According to the information received by the Vietnam Committee on Human Rights, an affiliated member of the International Federation for Human Rights, Phan Minh Man belonged to a very poor family and was studying at the Phu Lam school of advanced economic studies. The young man, his mother and other family members, were victims of extreme violence by his alcoholic father on a daily basis. As his mother stated:"Since he was a little boy, he endured his father's violence without a word. When his father beat him, he ran away. When his father beat me and his sibling, he rushed in to stop it. Not once, in more than 10 years of beatings, did he ever talk back at his father".

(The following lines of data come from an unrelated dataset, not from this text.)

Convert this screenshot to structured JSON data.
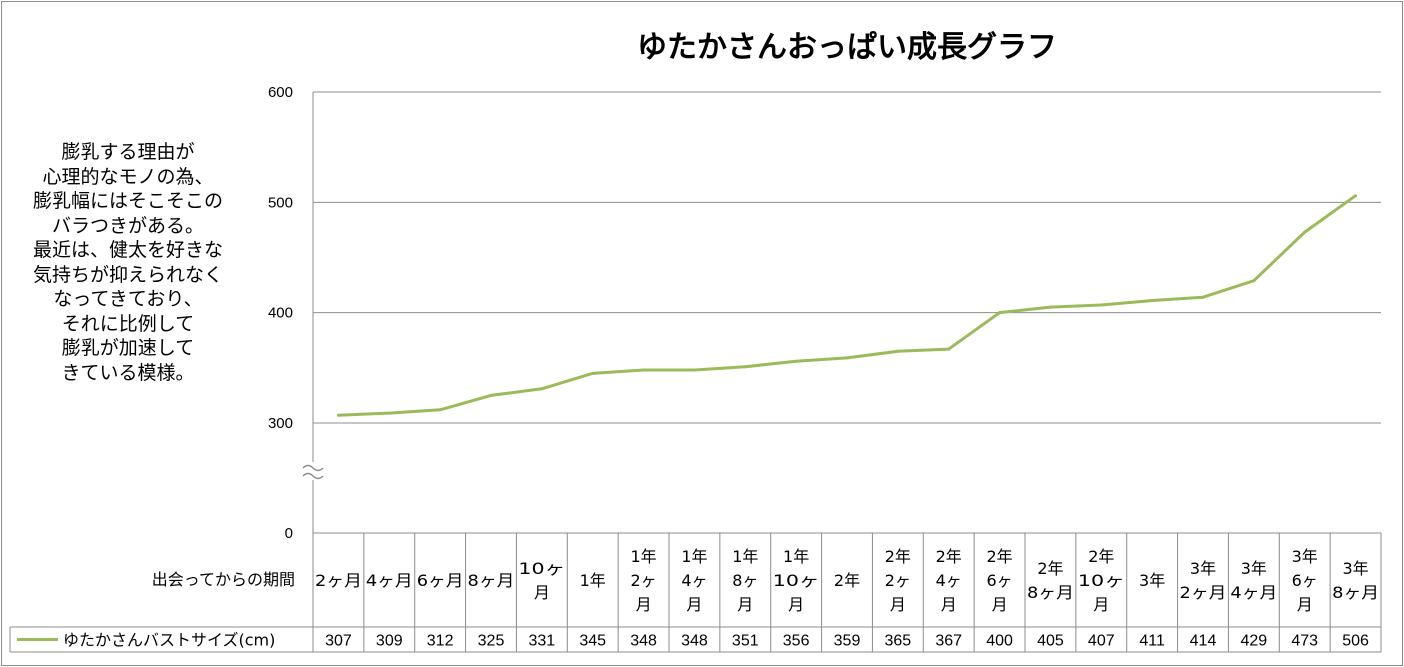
{
  "chart_data": {
    "type": "line",
    "title": "ゆたかさんおっぱい成長グラフ",
    "annotation": [
      "膨乳する理由が",
      "心理的なモノの為、",
      "膨乳幅にはそこそこの",
      "バラつきがある。",
      "最近は、健太を好きな",
      "気持ちが抑えられなく",
      "なってきており、",
      "それに比例して",
      "膨乳が加速して",
      "きている模様。"
    ],
    "xlabel": "出会ってからの期間",
    "categories": [
      "2ヶ月",
      "4ヶ月",
      "6ヶ月",
      "8ヶ月",
      "10ヶ月",
      "1年",
      "1年2ヶ月",
      "1年4ヶ月",
      "1年8ヶ月",
      "1年10ヶ月",
      "2年",
      "2年2ヶ月",
      "2年4ヶ月",
      "2年6ヶ月",
      "2年8ヶ月",
      "2年10ヶ月",
      "3年",
      "3年2ヶ月",
      "3年4ヶ月",
      "3年6ヶ月",
      "3年8ヶ月"
    ],
    "category_display": [
      [
        "2ヶ月"
      ],
      [
        "4ヶ月"
      ],
      [
        "6ヶ月"
      ],
      [
        "8ヶ月"
      ],
      [
        "10ヶ",
        "月"
      ],
      [
        "1年"
      ],
      [
        "1年",
        "2ヶ",
        "月"
      ],
      [
        "1年",
        "4ヶ",
        "月"
      ],
      [
        "1年",
        "8ヶ",
        "月"
      ],
      [
        "1年",
        "10ヶ",
        "月"
      ],
      [
        "2年"
      ],
      [
        "2年",
        "2ヶ",
        "月"
      ],
      [
        "2年",
        "4ヶ",
        "月"
      ],
      [
        "2年",
        "6ヶ",
        "月"
      ],
      [
        "2年",
        "8ヶ月"
      ],
      [
        "2年",
        "10ヶ",
        "月"
      ],
      [
        "3年"
      ],
      [
        "3年",
        "2ヶ月"
      ],
      [
        "3年",
        "4ヶ月"
      ],
      [
        "3年",
        "6ヶ",
        "月"
      ],
      [
        "3年",
        "8ヶ月"
      ]
    ],
    "series": [
      {
        "name": "ゆたかさんバストサイズ(cm)",
        "color": "#9BBB59",
        "values": [
          307,
          309,
          312,
          325,
          331,
          345,
          348,
          348,
          351,
          356,
          359,
          365,
          367,
          400,
          405,
          407,
          411,
          414,
          429,
          473,
          506
        ]
      }
    ],
    "yticks": [
      0,
      300,
      400,
      500,
      600
    ],
    "ylim": [
      0,
      600
    ],
    "axis_break": [
      0,
      300
    ],
    "grid": true,
    "legend": "data-table"
  }
}
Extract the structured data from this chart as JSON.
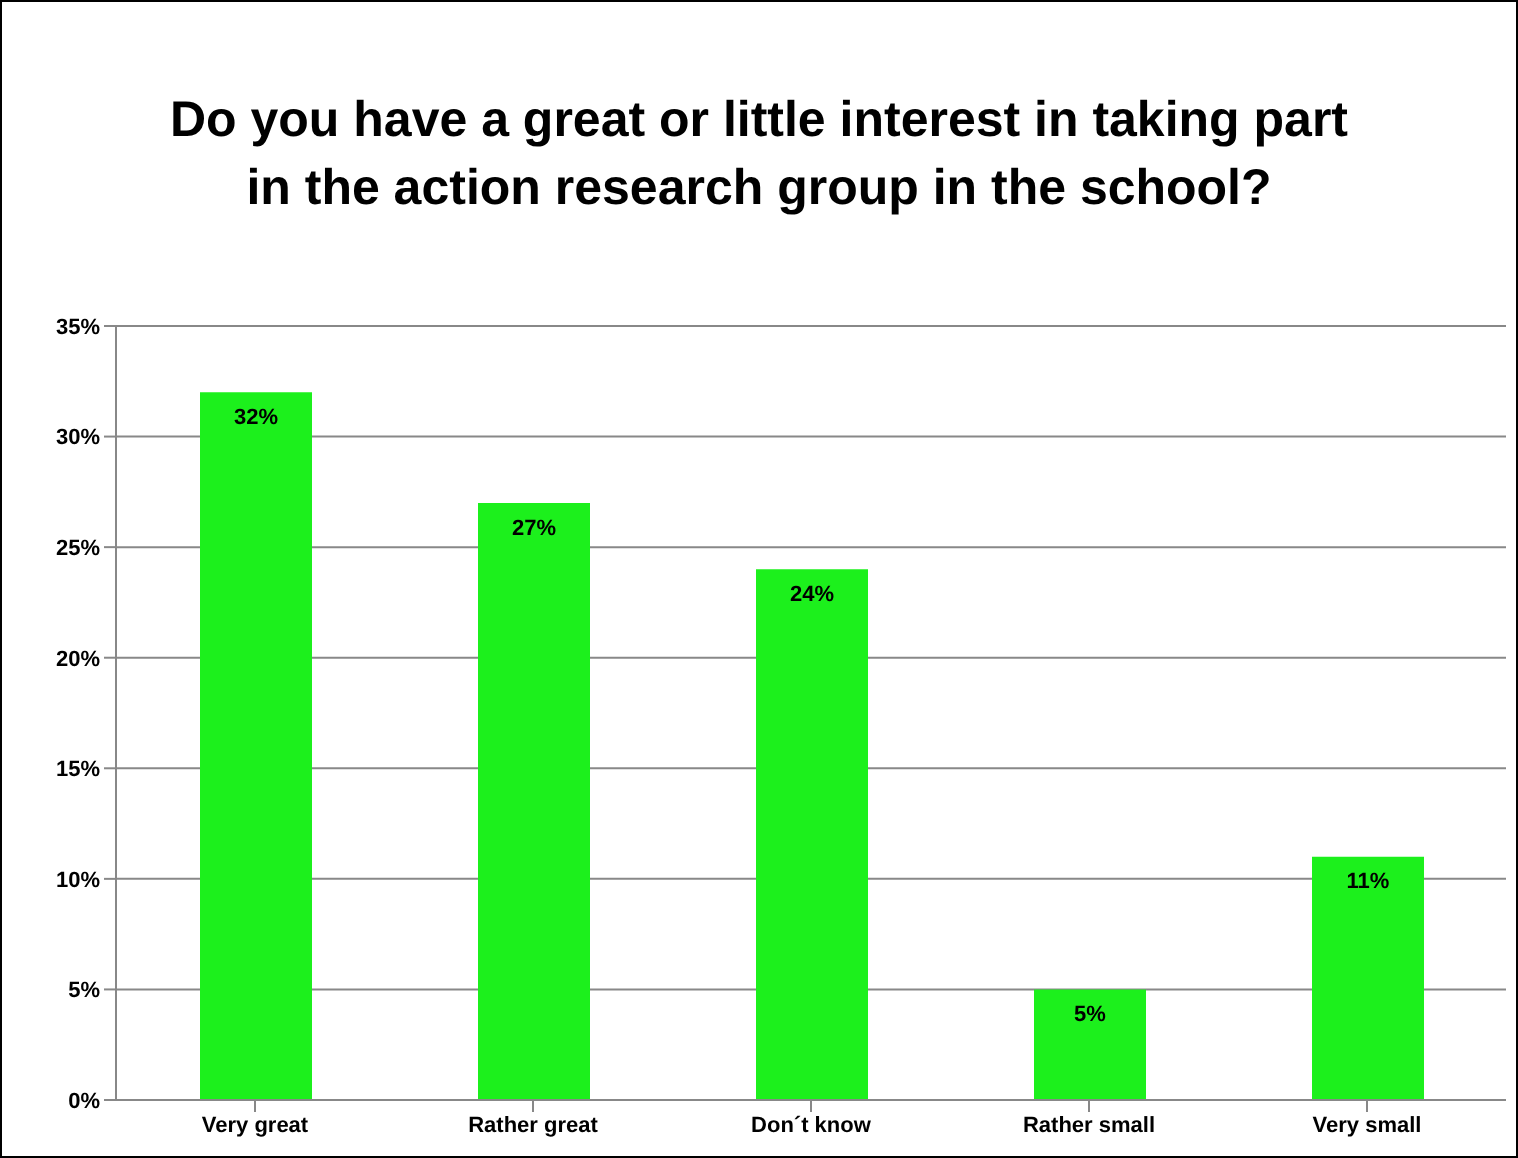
{
  "chart_data": {
    "type": "bar",
    "title": "Do you have a great or little interest in taking part in the action research group in the school?",
    "categories": [
      "Very great",
      "Rather great",
      "Don´t know",
      "Rather small",
      "Very small"
    ],
    "values": [
      32,
      27,
      24,
      5,
      11
    ],
    "value_labels": [
      "32%",
      "27%",
      "24%",
      "5%",
      "11%"
    ],
    "color": "#1cf01c",
    "ylim": [
      0,
      35
    ],
    "yticks": [
      {
        "value": 0,
        "label": "0%"
      },
      {
        "value": 5,
        "label": "5%"
      },
      {
        "value": 10,
        "label": "10%"
      },
      {
        "value": 15,
        "label": "15%"
      },
      {
        "value": 20,
        "label": "20%"
      },
      {
        "value": 25,
        "label": "25%"
      },
      {
        "value": 30,
        "label": "30%"
      },
      {
        "value": 35,
        "label": "35%"
      }
    ],
    "grid": "y",
    "legend": false
  }
}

FIDH echoes the concerns expressed by its affiliated member, the Vietnam Committee on Human Rights, that domestic violence, in a context of extreme poverty is a phenomenon affecting several thousands families in the country today. As official statistics published in State media confirm every three days one woman is losing her life, victim of domestic and/or conjugal violence.
While FIDH is opposed to the death penalty under all circumstances, the Organisation expresses its firm belief that the Court should have taken into account the mitigating factors, in particular the social and economic background, in the case of Phan Minh Man. FIDH reminds the Vietnamese authorities that, as current chair of ASEAN, they should send to the international community a signal of humanity and respect of human life and take meaningful steps towards the abolition of this inhuman practice.